Wednesday, April 07, 2010

We Hold These Truths To Be Self-Evident

Human nature being understood, and moral language being understood, one can make some observations.

Human beings are more likely to thrive under conditions of liberty. The chances of fulfilling a person's preferences by coercing him are much lower than his own chances of fulfilling his preferences by his own discovery of those preferences, decision as to how to fulfill them, and freely undertaking to act on his decisions. If his betters have wisdom on the matter he can seek it out by inquiring of them. If someone decides to control and coerce him, it will unlikely be his better and even if it is, it will unlikely be a man who could fulfill the preferences of his subjects as well as they could fulfill their preferences.

This is pretty close to self-evident. Anyone who understands human nature and history sees that this is so. This is part of the reason why it makes sense to say that it is self-evident that we are endowed by our creator with certain inalienable rights.
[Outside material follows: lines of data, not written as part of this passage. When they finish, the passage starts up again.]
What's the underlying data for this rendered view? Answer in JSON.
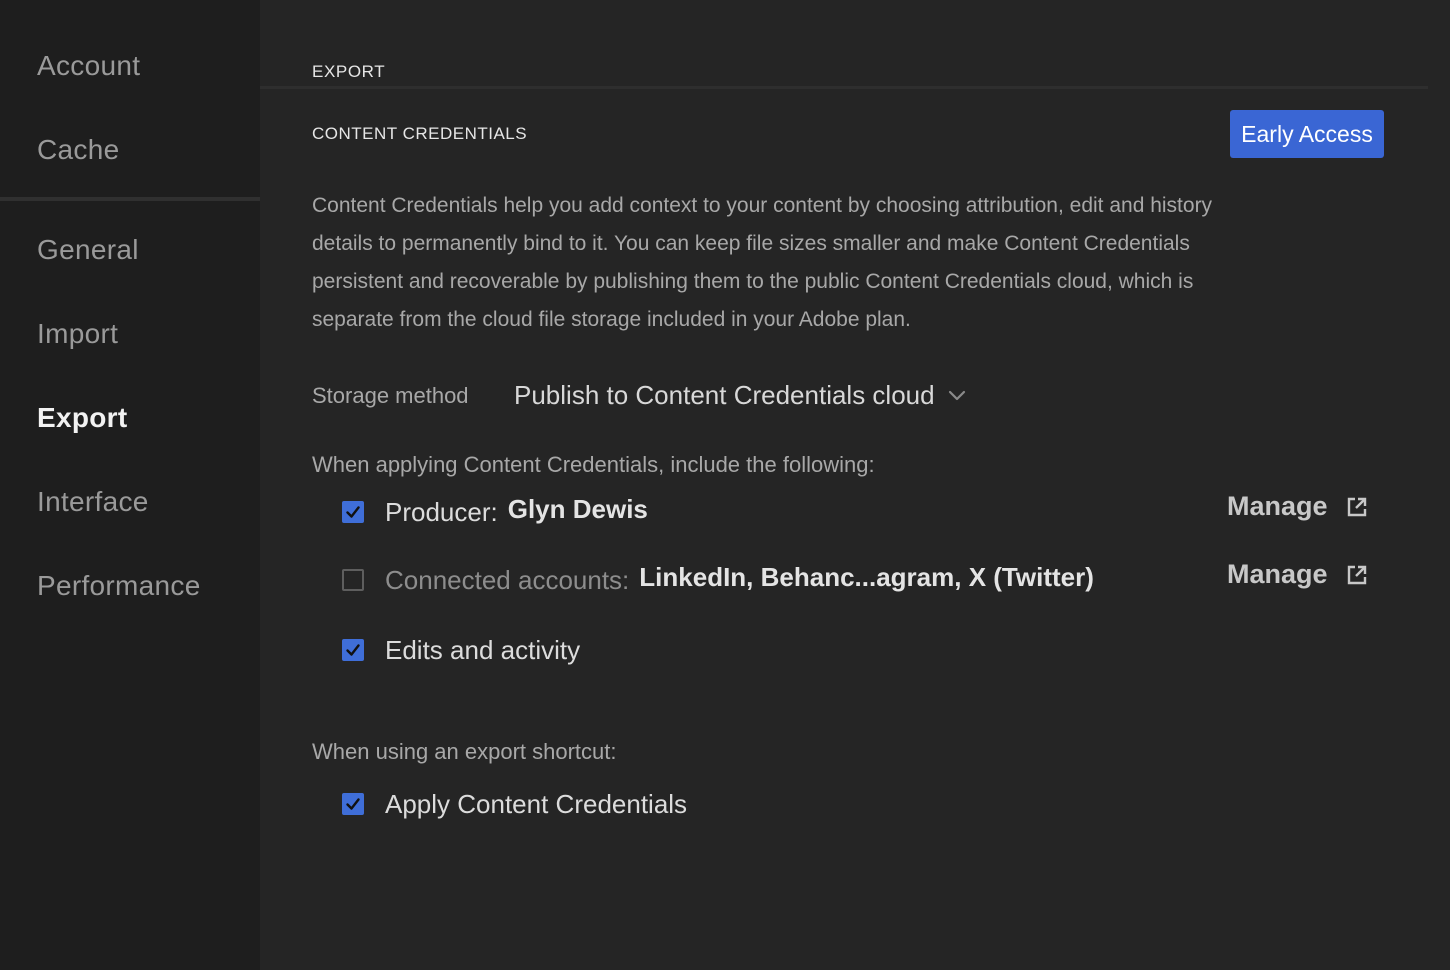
{
  "sidebar": {
    "items": [
      {
        "label": "Account"
      },
      {
        "label": "Cache"
      },
      {
        "label": "General"
      },
      {
        "label": "Import"
      },
      {
        "label": "Export"
      },
      {
        "label": "Interface"
      },
      {
        "label": "Performance"
      }
    ],
    "active": "Export"
  },
  "main": {
    "section_title": "EXPORT",
    "subsection_title": "CONTENT CREDENTIALS",
    "early_access_label": "Early Access",
    "description": "Content Credentials help you add context to your content by choosing attribution, edit and history details to permanently bind to it. You can keep file sizes smaller and make Content Credentials persistent and recoverable by publishing them to the public Content Credentials cloud, which is separate from the cloud file storage included in your Adobe plan.",
    "storage": {
      "label": "Storage method",
      "value": "Publish to Content Credentials cloud"
    },
    "include_label": "When applying Content Credentials, include the following:",
    "options": {
      "producer": {
        "label": "Producer:",
        "value": "Glyn Dewis",
        "checked": true,
        "manage_label": "Manage"
      },
      "connected": {
        "label": "Connected accounts:",
        "value": "LinkedIn, Behanc...agram, X (Twitter)",
        "checked": false,
        "manage_label": "Manage"
      },
      "edits": {
        "label": "Edits and activity",
        "checked": true
      }
    },
    "shortcut_label": "When using an export shortcut:",
    "apply": {
      "label": "Apply Content Credentials",
      "checked": true
    }
  },
  "colors": {
    "accent": "#3a66d4",
    "checkbox": "#3f6ed8",
    "sidebar_bg": "#1e1e1e",
    "main_bg": "#252525"
  }
}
The rest of the story is this. The terms of morality, "right," "just," "good," and so forth are defined in such a way that certain truths are self-evident, tautologies. "People have a right to the property they earn by labor." "People have a right to liberty." "People have a right to life." Also, "men are equal" in the sense that they are equal under the moral law is true because this is simply the statement that different moral evaluations require that there be relevant differences between the subjects of these different evaluations. If we judge person A's action to be permissible while person B's we judge to be impermissible, then we must be able to point to a morally relevant difference between their actions. In other words the concept of the moral law entails that all subject to it are equal under it. These truths are self-evident because there is nothing that would count as evidence that they were not truths. They are momentous tautologies subsisting at the core of the conceptual system of morality. Morality isn't about cheese or planets. It is about these things; they are the warp and woof of it.

This is why it is so that "we hold these truths to be self-evident, that all men are created equal, that they are endowed by their Creator with certain unalienable Rights, that among these are Life, Liberty and the pursuit of Happiness."